The president, in 2017, said that there was a conspiracy between the Liberal Party and the Communist Party of the Philippines to remove him from power.

"What is really very clear is ‘yung Left, pati ang kaalyado ng Left… ‘yung mga dilaw. Gusto nila ako paalisin dito sa Malacañang (even the Left, the ally of the Left is the yellows. They want me out of Malacañang)," he said then.

He said that same year that jeepney drivers striking against a government plan to replace their units with modern ones and other activist groups are part of  "one big conspiracy but they are at the same time—all of them—are committing right now rebellion." 

‘From smear campaigns to physical attacks’

Karapatan, in a statement Tuesday, said that red-tagging is “harmful and patently dangerous” as it translates into extrajudicial killings, disappearances, illegal or arbitrary arrests, detention, fake or forced surrenders and other human rights

In a communication sent to the Philippine government in September, United Nations independent experts expressed concern over the killings of urban poor activist Carlito Badion in May and human rights worker Zara Alvarez in August. Both were red-tagged before they were killed.

“The killing of human rights defenders often follows a pattern of escalating threats. In a large number of cases, these can be witnessed beginning with smear and defamation campaigns, both offline and online, fueled by hate speech undermining the crucial human rights work that defenders carry out,” the UN experts said.

“This stigmatization subsequently grows, and with its growth human rights defenders become exposed, to an ever more serious degree, to physical attacks,” they added.

The UN special rapporteurs included Mary Lawlor (situation of human rights defenders), Agnes Callamard (extrajudicial, summary or arbitrary executions), Balakrishnan Rajagopal (adequate housing) and Elizabeth Broderick (working group on discrimination against women and girls).

Karapatan said such forms of repression and attacks against dissenters should stop.

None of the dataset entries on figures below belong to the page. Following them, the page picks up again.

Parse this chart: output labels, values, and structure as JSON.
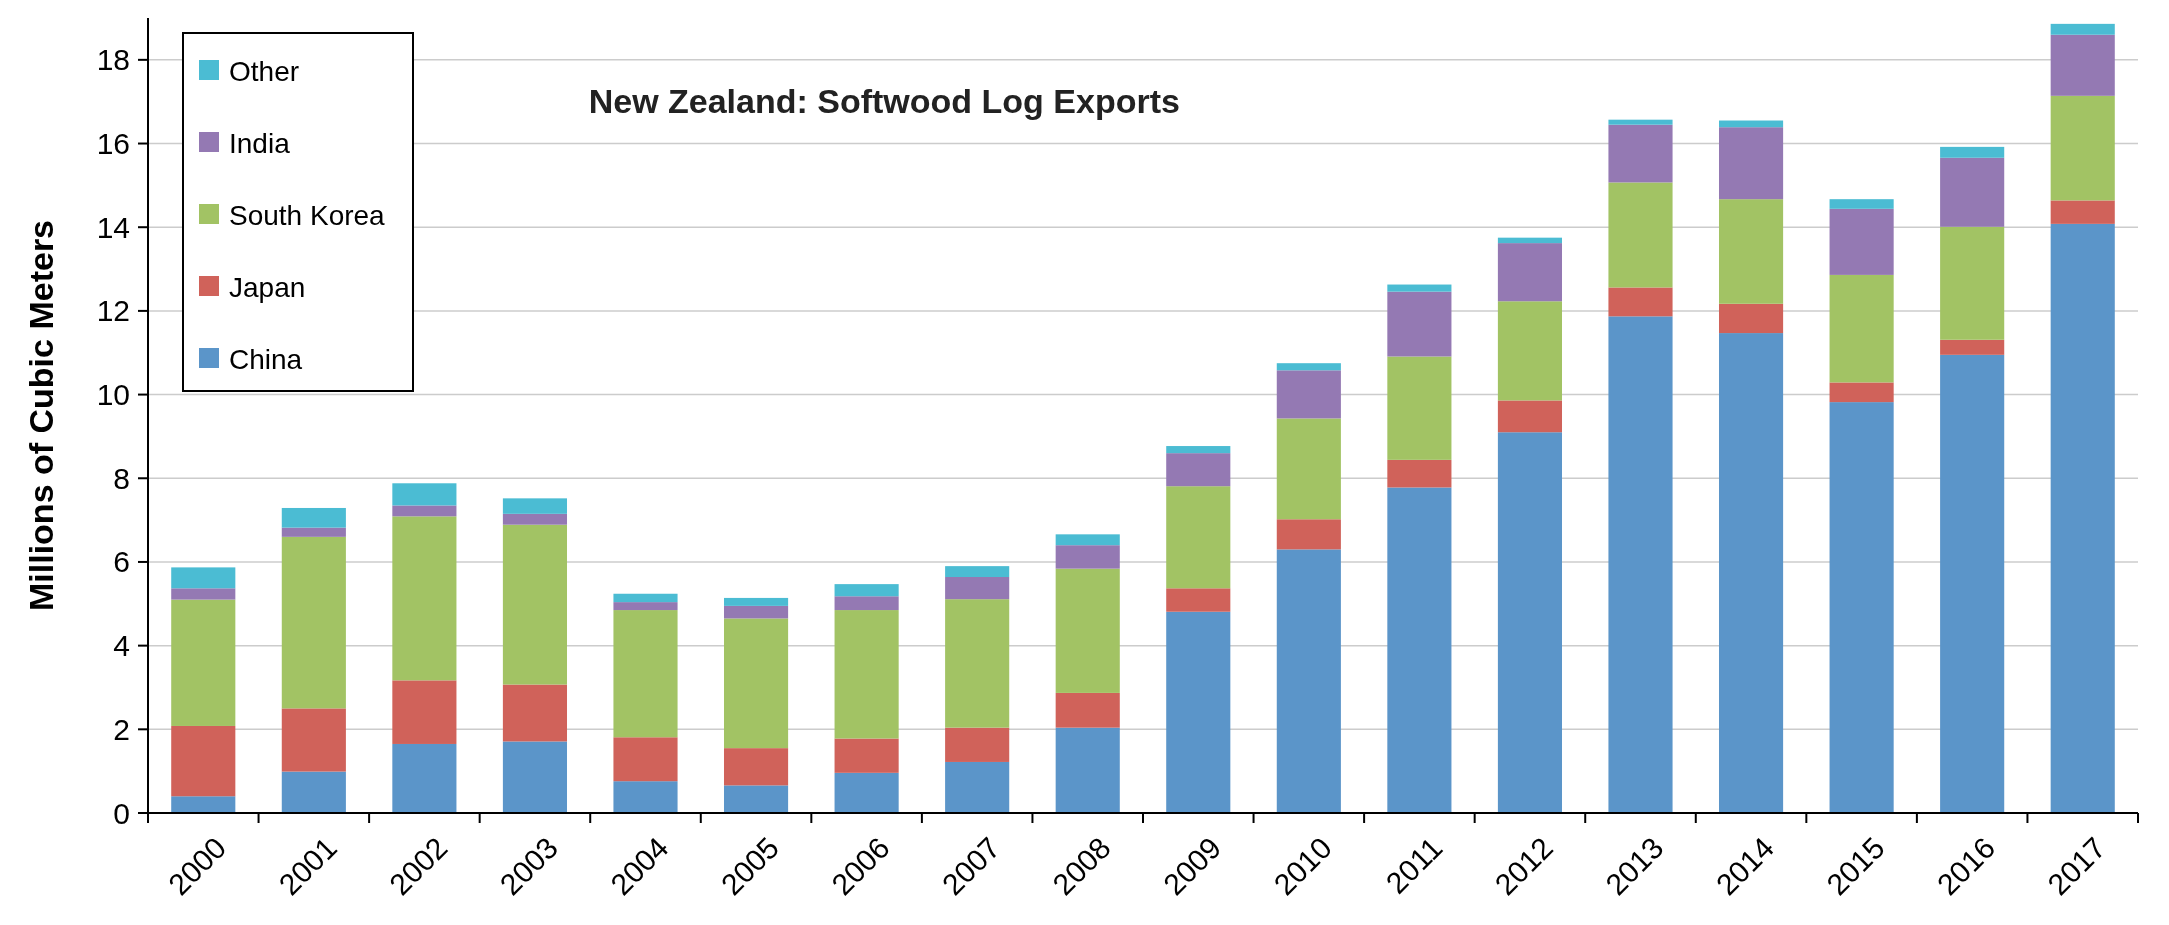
{
  "chart_data": {
    "type": "bar",
    "stacked": true,
    "title": "New Zealand: Softwood Log Exports",
    "ylabel": "Millions of Cubic Meters",
    "categories": [
      "2000",
      "2001",
      "2002",
      "2003",
      "2004",
      "2005",
      "2006",
      "2007",
      "2008",
      "2009",
      "2010",
      "2011",
      "2012",
      "2013",
      "2014",
      "2015",
      "2016",
      "2017"
    ],
    "series": [
      {
        "name": "China",
        "color": "#5b95c9",
        "values": [
          0.4,
          0.99,
          1.65,
          1.71,
          0.76,
          0.66,
          0.96,
          1.22,
          2.04,
          4.81,
          6.3,
          7.78,
          9.1,
          11.87,
          11.47,
          9.82,
          10.95,
          14.08
        ]
      },
      {
        "name": "Japan",
        "color": "#d0625a",
        "values": [
          1.68,
          1.51,
          1.52,
          1.36,
          1.05,
          0.89,
          0.82,
          0.82,
          0.83,
          0.56,
          0.72,
          0.66,
          0.76,
          0.69,
          0.7,
          0.47,
          0.36,
          0.56
        ]
      },
      {
        "name": "South Korea",
        "color": "#a2c364",
        "values": [
          3.02,
          4.1,
          3.92,
          3.82,
          3.04,
          3.1,
          3.07,
          3.07,
          2.97,
          2.44,
          2.41,
          2.47,
          2.37,
          2.51,
          2.5,
          2.57,
          2.7,
          2.5
        ]
      },
      {
        "name": "India",
        "color": "#9479b3",
        "values": [
          0.27,
          0.22,
          0.26,
          0.26,
          0.19,
          0.3,
          0.33,
          0.53,
          0.56,
          0.79,
          1.15,
          1.55,
          1.39,
          1.38,
          1.72,
          1.58,
          1.65,
          1.46
        ]
      },
      {
        "name": "Other",
        "color": "#4bbcd3",
        "values": [
          0.5,
          0.47,
          0.53,
          0.37,
          0.2,
          0.19,
          0.29,
          0.26,
          0.26,
          0.17,
          0.17,
          0.17,
          0.13,
          0.12,
          0.16,
          0.23,
          0.26,
          0.26
        ]
      }
    ],
    "ylim": [
      0,
      19
    ],
    "yticks": [
      0,
      2,
      4,
      6,
      8,
      10,
      12,
      14,
      16,
      18
    ],
    "grid": "y",
    "legend": "top left"
  }
}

“These do not only lead to a worse climate of impunity in the country: these acts of State terrorism also seek to cover-up the administration’s incompetence, negligence and irresponsible governance that has failed to address poverty, landlessness, joblessness, among many other root causes of the armed conflict in the country,” it said.

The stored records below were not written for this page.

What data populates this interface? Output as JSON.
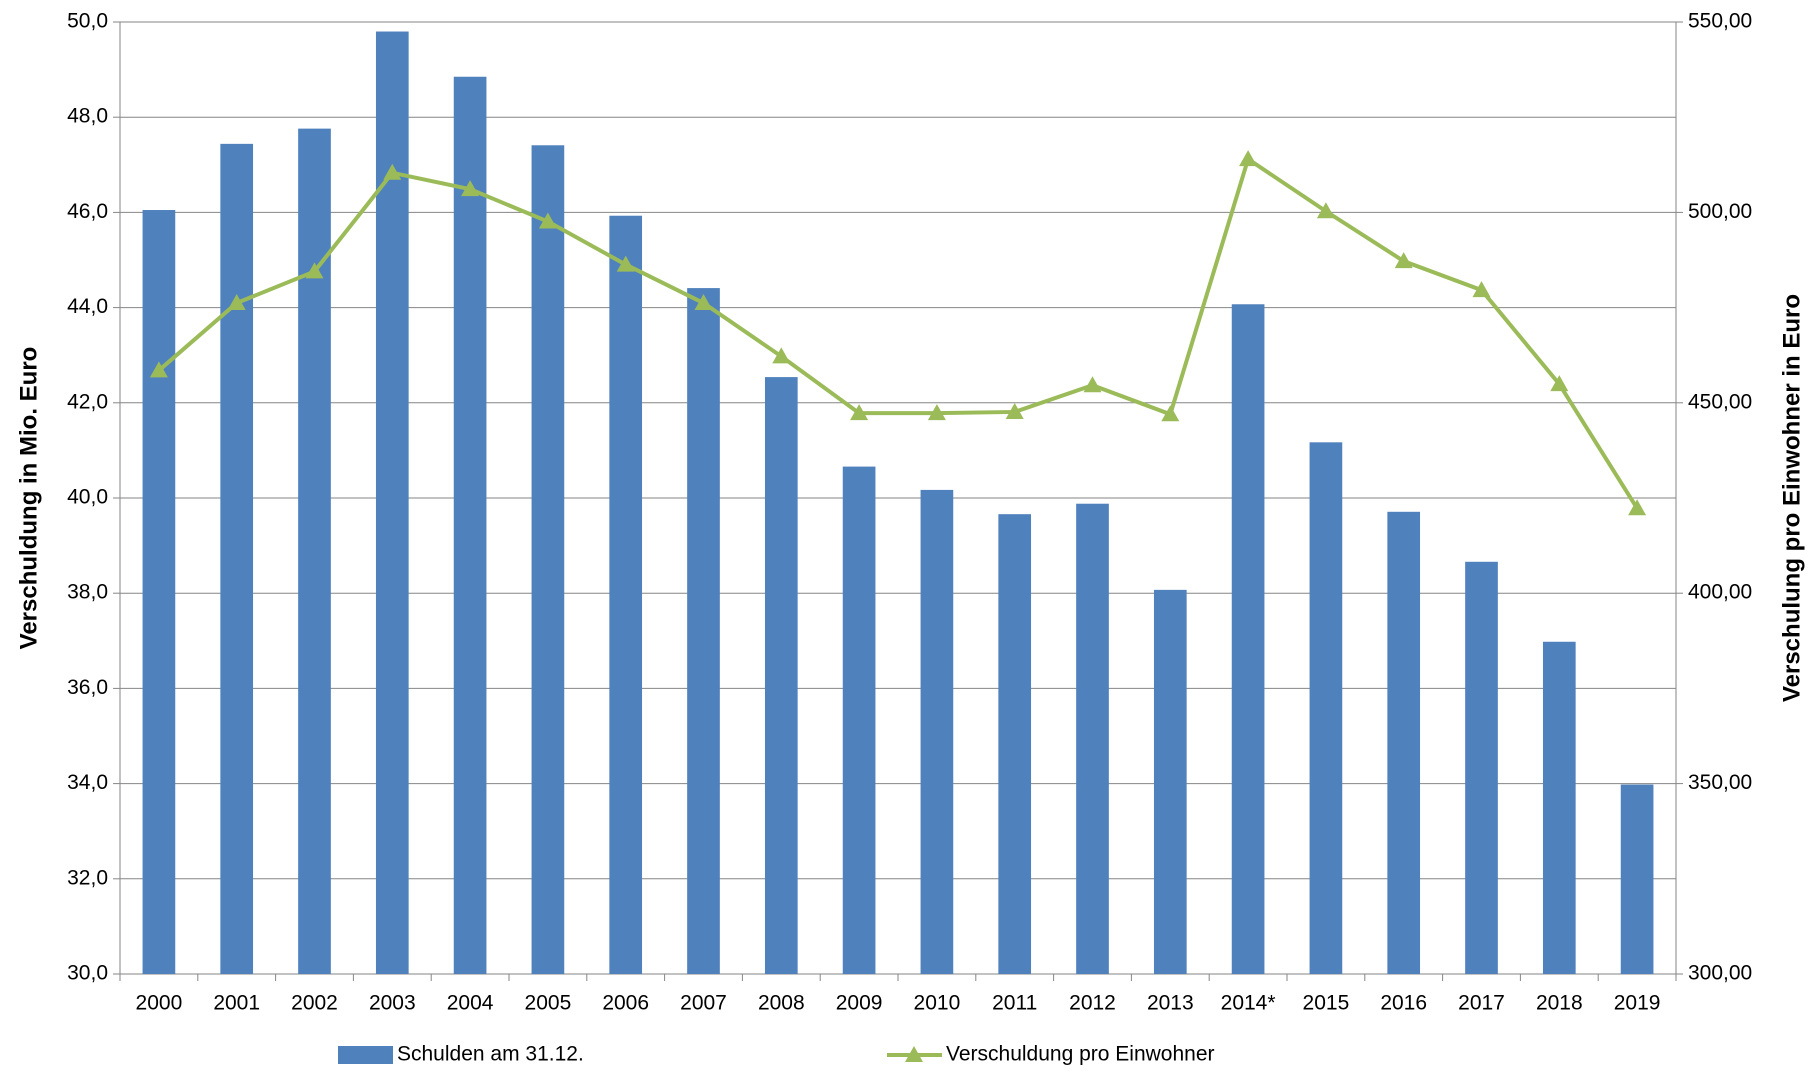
{
  "chart_data": {
    "type": "bar_line",
    "categories": [
      "2000",
      "2001",
      "2002",
      "2003",
      "2004",
      "2005",
      "2006",
      "2007",
      "2008",
      "2009",
      "2010",
      "2011",
      "2012",
      "2013",
      "2014*",
      "2015",
      "2016",
      "2017",
      "2018",
      "2019"
    ],
    "ylabel": "Verschuldung in Mio. Euro",
    "y2label": "Verschulung pro Einwohner in Euro",
    "ylim": [
      30,
      50
    ],
    "yticks": [
      {
        "value": 30,
        "label": "30,0"
      },
      {
        "value": 32,
        "label": "32,0"
      },
      {
        "value": 34,
        "label": "34,0"
      },
      {
        "value": 36,
        "label": "36,0"
      },
      {
        "value": 38,
        "label": "38,0"
      },
      {
        "value": 40,
        "label": "40,0"
      },
      {
        "value": 42,
        "label": "42,0"
      },
      {
        "value": 44,
        "label": "44,0"
      },
      {
        "value": 46,
        "label": "46,0"
      },
      {
        "value": 48,
        "label": "48,0"
      },
      {
        "value": 50,
        "label": "50,0"
      }
    ],
    "y2lim": [
      300,
      550
    ],
    "y2ticks": [
      {
        "value": 300,
        "label": "300,00"
      },
      {
        "value": 350,
        "label": "350,00"
      },
      {
        "value": 400,
        "label": "400,00"
      },
      {
        "value": 450,
        "label": "450,00"
      },
      {
        "value": 500,
        "label": "500,00"
      },
      {
        "value": 550,
        "label": "550,00"
      }
    ],
    "grid": true,
    "legend": "bottom",
    "series": [
      {
        "name": "Schulden am 31.12.",
        "type": "bar",
        "color": "#4f81bd",
        "values": [
          46.05,
          47.44,
          47.76,
          49.8,
          48.85,
          47.41,
          45.93,
          44.41,
          42.54,
          40.66,
          40.17,
          39.66,
          39.88,
          38.07,
          44.07,
          41.17,
          39.71,
          38.66,
          36.98,
          33.98
        ]
      },
      {
        "name": "Verschuldung pro Einwohner",
        "type": "line",
        "axis": "y2",
        "color": "#9bbb59",
        "values": [
          458.5,
          476.2,
          484.5,
          510.4,
          506.1,
          497.6,
          486.3,
          476.2,
          462.2,
          447.3,
          447.3,
          447.6,
          454.6,
          447.0,
          514.0,
          500.3,
          487.2,
          479.6,
          454.9,
          422.3
        ]
      }
    ]
  }
}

Duterte’s remarks against activist groups come in the wake of the outrage prompted by the photograph of soldiers who posed with the dead body of Jevilyn Cullamat, the youngest daughter of Rep. Eufemia Cullamat (Bayan Muna) who was killed in an encounter with government troops.

The Senate is also conducting a hearing on the government’s red-tagging, a practice that the security sector prefers to call "truth tagging."